The business rules act as a hierarchal layer above the data quality rules:

  • You can choose whether or not to enable data quality rules.
  • You can also decide if a rule requires supervisor approval before being deployed.
  • Use custom tags to track and group business rules according to your needs.
  • For data quality type rules, you can further define one of the 7 standard dimensions of data quality.

Dashboards

Dashboards extend the visual discovery and relationship discovery capabilities of Data Catalog in several ways. They also provide a way to add your own customized insight assets, unique to your organization.

Data Catalog includes the following standard dashboards. See the Product Overview for more information.

  • Data Element Search
  • Data Identification Detail
  • Data Inventory Summary All
  • Data Inventory Summary
  • Docker Host Admin
  • Data Quality Assessment
  • Sensitive Data Discovery

Pentaho Data Storage Optimizer

If you have Data Catalog version 10.0.1, you can enable Pentaho Data Storage Optimizer.

Data Storage Optimizer is an intelligent data storage tiering solution that reduces operating costs and gives you seamless access to Hadoop data with S3 compatible object storage like Hitachi Content Platform.
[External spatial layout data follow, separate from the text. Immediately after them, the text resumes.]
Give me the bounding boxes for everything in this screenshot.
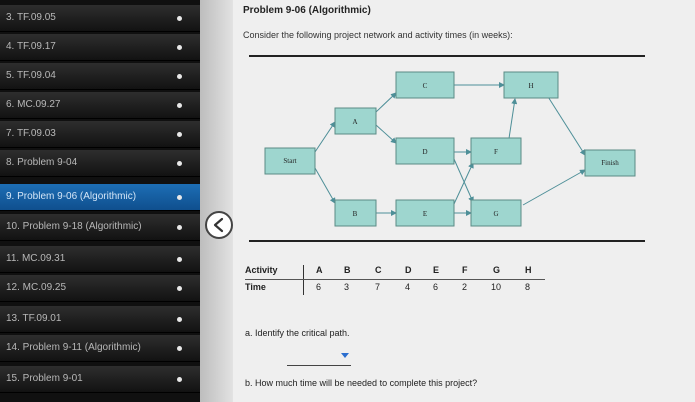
activity-f: F xyxy=(462,265,468,275)
status-dot-icon xyxy=(177,103,182,108)
svg-text:D: D xyxy=(422,148,427,156)
svg-text:H: H xyxy=(528,82,533,90)
sidebar-item-tf0905[interactable]: 3. TF.09.05 xyxy=(0,5,200,32)
sidebar-item-problem-9-04[interactable]: 8. Problem 9-04 xyxy=(0,150,200,177)
status-dot-icon xyxy=(177,377,182,382)
time-b: 3 xyxy=(344,282,350,292)
status-dot-icon xyxy=(177,195,182,200)
edge-e-f xyxy=(453,162,474,205)
status-dot-icon xyxy=(177,257,182,262)
node-f: F xyxy=(470,137,522,165)
sidebar-item-problem-9-06[interactable]: 9. Problem 9-06 (Algorithmic) xyxy=(0,184,200,211)
sidebar-item-label: 9. Problem 9-06 (Algorithmic) xyxy=(6,191,137,202)
question-b: b. How much time will be needed to compl… xyxy=(245,378,478,388)
activity-c: C xyxy=(375,265,382,275)
status-dot-icon xyxy=(177,225,182,230)
sidebar-item-tf0901[interactable]: 13. TF.09.01 xyxy=(0,306,200,333)
svg-text:Finish: Finish xyxy=(601,159,619,167)
edge-h-finish xyxy=(544,91,586,156)
edge-start-a xyxy=(314,121,336,153)
sidebar-item-label: 10. Problem 9-18 (Algorithmic) xyxy=(6,221,142,232)
question-list-sidebar: 3. TF.09.05 4. TF.09.17 5. TF.09.04 6. M… xyxy=(0,0,200,402)
question-a: a. Identify the critical path. xyxy=(245,328,350,338)
sidebar-item-mc0931[interactable]: 11. MC.09.31 xyxy=(0,246,200,273)
sidebar-item-tf0903[interactable]: 7. TF.09.03 xyxy=(0,121,200,148)
svg-text:C: C xyxy=(423,82,428,90)
chevron-down-icon xyxy=(341,353,349,358)
node-b: B xyxy=(334,199,377,227)
status-dot-icon xyxy=(177,132,182,137)
bottom-divider xyxy=(249,240,645,242)
sidebar-item-mc0925[interactable]: 12. MC.09.25 xyxy=(0,275,200,302)
table-divider-vertical xyxy=(303,265,304,295)
svg-text:Start: Start xyxy=(283,157,296,165)
node-c: C xyxy=(395,71,455,99)
time-d: 4 xyxy=(405,282,411,292)
edge-g-finish xyxy=(522,169,586,206)
sidebar-item-label: 11. MC.09.31 xyxy=(6,253,66,264)
sidebar-item-label: 14. Problem 9-11 (Algorithmic) xyxy=(6,342,141,353)
table-divider-horizontal xyxy=(245,279,545,280)
time-h: 8 xyxy=(525,282,531,292)
edge-a-c xyxy=(375,92,397,113)
svg-text:B: B xyxy=(353,210,358,218)
activity-g: G xyxy=(493,265,501,275)
node-d: D xyxy=(395,137,455,165)
edge-d-g xyxy=(453,158,474,203)
sidebar-item-label: 4. TF.09.17 xyxy=(6,41,56,52)
node-h: H xyxy=(503,71,559,99)
time-c: 7 xyxy=(375,282,381,292)
sidebar-item-problem-9-01[interactable]: 15. Problem 9-01 xyxy=(0,366,200,393)
sidebar-item-label: 12. MC.09.25 xyxy=(6,282,67,293)
sidebar-item-label: 8. Problem 9-04 xyxy=(6,157,78,168)
sidebar-item-label: 6. MC.09.27 xyxy=(6,99,61,110)
status-dot-icon xyxy=(177,161,182,166)
edge-start-b xyxy=(314,167,336,204)
time-f: 2 xyxy=(462,282,468,292)
status-dot-icon xyxy=(177,74,182,79)
sidebar-item-mc0927[interactable]: 6. MC.09.27 xyxy=(0,92,200,119)
critical-path-dropdown[interactable] xyxy=(287,350,351,366)
chevron-left-icon xyxy=(213,217,224,233)
status-dot-icon xyxy=(177,286,182,291)
node-finish: Finish xyxy=(584,149,636,177)
status-dot-icon xyxy=(177,317,182,322)
status-dot-icon xyxy=(177,45,182,50)
status-dot-icon xyxy=(177,16,182,21)
time-a: 6 xyxy=(316,282,322,292)
sidebar-item-label: 3. TF.09.05 xyxy=(6,12,56,23)
activity-e: E xyxy=(433,265,440,275)
sidebar-item-label: 7. TF.09.03 xyxy=(6,128,56,139)
sidebar-item-problem-9-18[interactable]: 10. Problem 9-18 (Algorithmic) xyxy=(0,214,200,241)
project-network-diagram: Start A B C D E F G H Finish xyxy=(264,71,636,227)
time-g: 10 xyxy=(491,282,502,292)
table-header-activity: Activity xyxy=(245,265,278,275)
node-g: G xyxy=(470,199,522,227)
sidebar-item-label: 13. TF.09.01 xyxy=(6,313,62,324)
time-e: 6 xyxy=(433,282,439,292)
activity-h: H xyxy=(525,265,532,275)
problem-content: Problem 9-06 (Algorithmic) Consider the … xyxy=(233,0,695,402)
sidebar-item-problem-9-11[interactable]: 14. Problem 9-11 (Algorithmic) xyxy=(0,335,200,362)
edge-a-d xyxy=(375,124,397,144)
svg-text:A: A xyxy=(352,118,357,126)
svg-text:G: G xyxy=(493,210,498,218)
sidebar-item-label: 5. TF.09.04 xyxy=(6,70,56,81)
sidebar-item-label: 15. Problem 9-01 xyxy=(6,373,83,384)
status-dot-icon xyxy=(177,346,182,351)
collapse-sidebar-button[interactable] xyxy=(205,211,233,239)
activity-d: D xyxy=(405,265,412,275)
activity-a: A xyxy=(316,265,323,275)
svg-text:F: F xyxy=(494,148,498,156)
sidebar-item-tf0917[interactable]: 4. TF.09.17 xyxy=(0,34,200,61)
svg-text:E: E xyxy=(423,210,427,218)
sidebar-divider xyxy=(200,0,233,402)
table-header-time: Time xyxy=(245,282,266,292)
activity-b: B xyxy=(344,265,351,275)
node-start: Start xyxy=(264,147,316,175)
node-e: E xyxy=(395,199,455,227)
sidebar-item-tf0904[interactable]: 5. TF.09.04 xyxy=(0,63,200,90)
node-a: A xyxy=(334,107,377,135)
For more information on Data Storage Optimizer, see https://help.hitachivantara.com/Documentation/Pentaho/Data_Storage_Optimizer/10.0.

To install Data Storage Optimizer, see https://help.hitachivantara.com/Documentation/Pentaho/Data_Catalog/10.0/Install/Install_Pentaho_Data_Catalog#Installing_Data_Storage_Optimizer_into_a_Data_Catalog_deployment.

You can either install Data Storage Optimizer when you install Data Catalog, or if you already have Data Catalog 10.0.1 installed, you can enable Data Storage Optimizer.